There are even more reasons to be positive about the country, beyond just realism and State Capture revelations and collaboration. The country has extraordinary tourism potential alongside rapidly improving infrastructure, accommodation and transportation. Few countries offer as much as South Africa does when it comes to wildlife, ecosystem, and tourism.
“Along with tourism, I am genuinely excited about what the South African youth have to offer to the country,” concludes Crisp. “Their conversations have depth, they have a level of wisdom our generation did not, and they are passionate about what they can do to change the country for the better. There are extraordinary youngsters who have a maturity, thanks to cultural norms such as “black tax“, who are setting new standards and really give me hope for our future.”
The changing landscape
The landscape is changing.
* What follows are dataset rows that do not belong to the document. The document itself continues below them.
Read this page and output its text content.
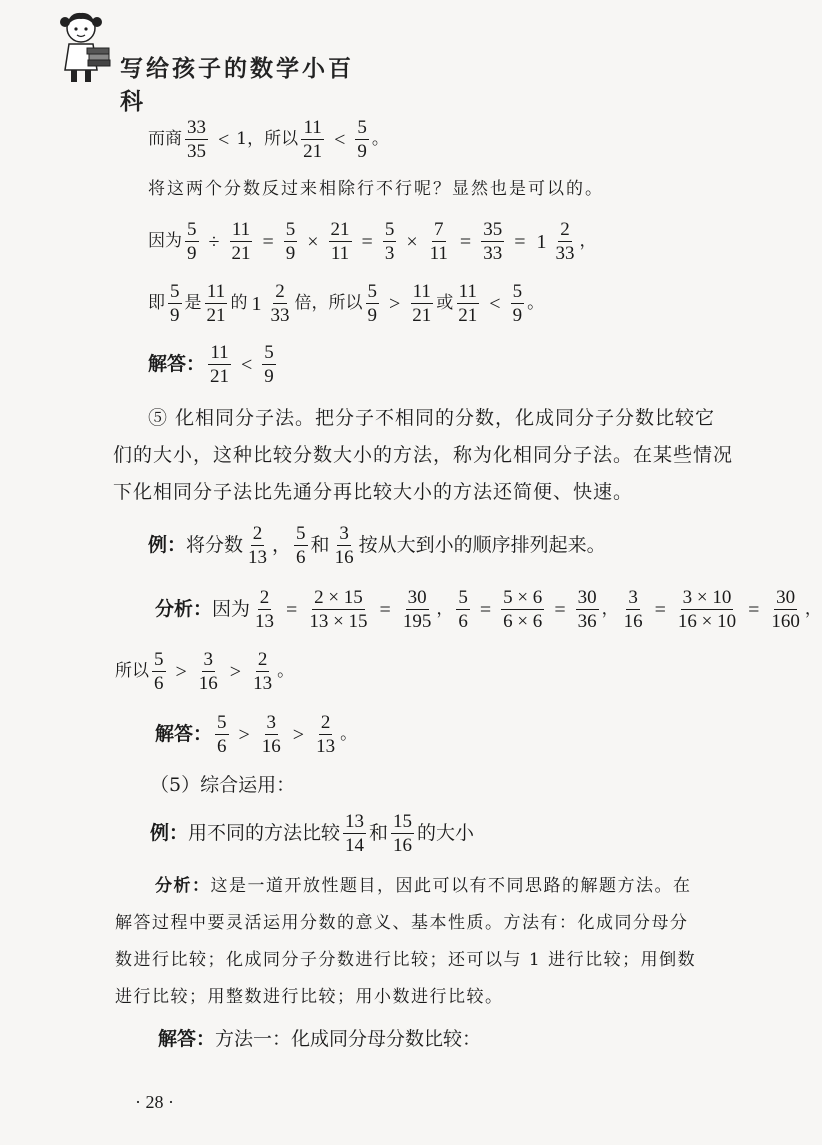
写给孩子的数学小百科
而商 $\frac{33}{35} < 1$，所以 $\frac{11}{21} < \frac{5}{9}$ 。
将这两个分数反过来相除行不行呢？显然也是可以的。
因为 $\frac{5}{9} \div \frac{11}{21} = \frac{5}{9} \times \frac{21}{11} = \frac{5}{3} \times \frac{7}{11} = \frac{35}{33} = 1 \frac{2}{33}$ ，
即 $\frac{5}{9}$ 是 $\frac{11}{21}$ 的 $1 \frac{2}{33}$ 倍，所以 $\frac{5}{9} > \frac{11}{21}$ 或 $\frac{11}{21} < \frac{5}{9}$ 。
解答： $\frac{11}{21} < \frac{5}{9}$
⑤ 化相同分子法。把分子不相同的分数，化成同分子分数比较它
们的大小，这种比较分数大小的方法，称为化相同分子法。在某些情况
下化相同分子法比先通分再比较大小的方法还简便、快速。
例： 将分数 $\frac{2}{13}$ ， $\frac{5}{6}$ 和 $\frac{3}{16}$ 按从大到小的顺序排列起来。
分析： 因为 $\frac{2}{13} = \frac{2 \times 15}{13 \times 15} = \frac{30}{195}$ ， $\frac{5}{6} = \frac{5 \times 6}{6 \times 6} = \frac{30}{36}$ ， $\frac{3}{16} = \frac{3 \times 10}{16 \times 10} = \frac{30}{160}$ ，
所以 $\frac{5}{6} > \frac{3}{16} > \frac{2}{13}$ 。
解答： $\frac{5}{6} > \frac{3}{16} > \frac{2}{13}$ 。
（5）综合运用：
例： 用不同的方法比较 $\frac{13}{14}$ 和 $\frac{15}{16}$ 的大小
分析：这是一道开放性题目，因此可以有不同思路的解题方法。在
解答过程中要灵活运用分数的意义、基本性质。方法有：化成同分母分
数进行比较；化成同分子分数进行比较；还可以与 1 进行比较；用倒数
进行比较；用整数进行比较；用小数进行比较。
解答： 方法一：化成同分母分数比较：
· 28 ·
Yes, there are still systemic issues, legacy problems and big challenges that have to be overcome, but they aren’t being ignored or left by the wayside.
There are initiatives in place, commitments being made and steps being taken. Turning a country around is a slow and steady process that takes time and, even though it may have lost its way for a while, things are very definitely back on track.
It is time to take a realistic look at where South Africa is today compared with yesterday and to celebrate its achievements, because there have been many, and even more lie ahead.